The four kinds of memory
The memory system has four layers. Short-term memory lives in Conversation.history (RAM), covers the current dialogue only, and returns the last N turns verbatim via short_term_turns (default 15). Medium-term memory is stored in memory_summaries (SQLite), spans the recent simulation, and retrieves the K most recent summaries via medium_term_summaries (default 20). Long-term memory resides in a ChromaDB vector collection, covers the whole run without decay, and uses semantic top-K retrieval via long_term_retrieval_k (default 3). Per-person memory lives in person_memories (SQLite), holds a single current sentence retrieved by direct pair lookup, and is refreshed according to person_impression_update_every_n_turns (default 5).
The "no forgetting" rule is enforced explicitly. Context size is controlled by retrieval, not by eviction. That separation is what lets the simulation run for hours without either drowning the LLM in tokens or losing the past.
1. Short-term memory
This is the simplest layer: while a conversation is open, every line is kept in Conversation.history, a list[tuple[str, str]] of speaker name and text) on the ConversationEngine. It's just an in-RAM slice of the current dialogue.
When the next speaker is asked to reply, the prompt builder formats the most recent cfg.memory.short_term_turns lines verbatim and injects them into the user message. Combined with the character identity block, the world block, and the medium/long-term layers, this gives the model a complete read of what's happening right now.
When the conversation closes, the entire history is summarized once and the verbatim version is dropped from RAM. It remains queryable via the messages table, but no agent ever rereads it directly.
2. Medium-term memory
When ConversationEngine.close() runs, it calls PromptBuilder.summary_messages to produce a 2–3 sentence first-person summary of what just happened. That summary is then written once per participant by MemoryManager.add_conversation_summary:
- Insert into the memory_summarie SQLite table with the agent id and the conversation id
- Insert the same text into the ChromaDB collection with metadatas
This layer answers the question "what has been happening in my life recently?". It gives an agent narrative continuity across many short conversations without re-reading every word of every dialogue.
Why a summary and not the raw conversation?
- Tokens. A 30-turn conversation can run several thousand tokens. With a cast of 10–20 agents and many concurrent dialogues, full transcripts would blow the context budget within minutes.

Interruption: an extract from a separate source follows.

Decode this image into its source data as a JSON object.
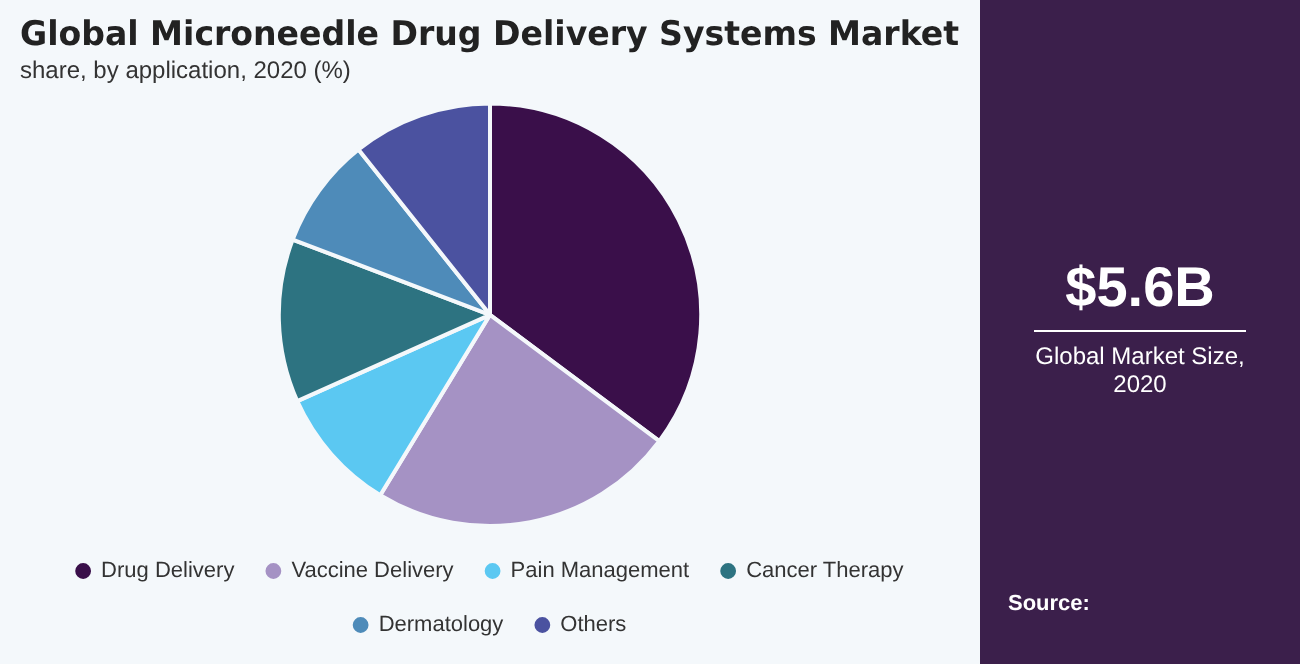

- Subjectivity. The summary prompt instructs the agent to summarize from their point of view. The same conversation produces *different* summaries for each participant. This is not yet fully implemented in the current version (v1.0.1).
3. Long-term memory
The same summaries that go into SQLite also go into a ChromaDB collection. ChromaDB embeds the text with the configured sentence-transformer model (`BAAI/bge-small-en-v1.5` by default) and stores it in a per-run persistent directory.
Retrieval is keyed off the current situation. In a conversation turn, the engine constructs a query from the last three lines of dialogue. MemoryManager.long_term then asks Chroma for the top documents whose embedding is closest to the query, filtered to that agent's own namespace. The prompt builder injects them under the heading "Relevant earlier memories".
This is what lets an agent remember something that happened 200 turns ago if the current discussion brushes up against it. The medium-term window tops at ~20 summaries; the long-term store has no upper bound.
4. Per-person memory
Each agent keeps a rolling subjective impression of every other agent they have interacted with, stored one row per (observer, subject) pair. The impression is refreshed every n turns (n is a configuration parameters) by re-prompting the observer with the previous impression plus recent history, so it evolves rather than accumulates. At prompt-build time the speaker's standing impression of each co-participant is injected into the conversation prompt, letting interactions carry social weight without scanning the full memory store.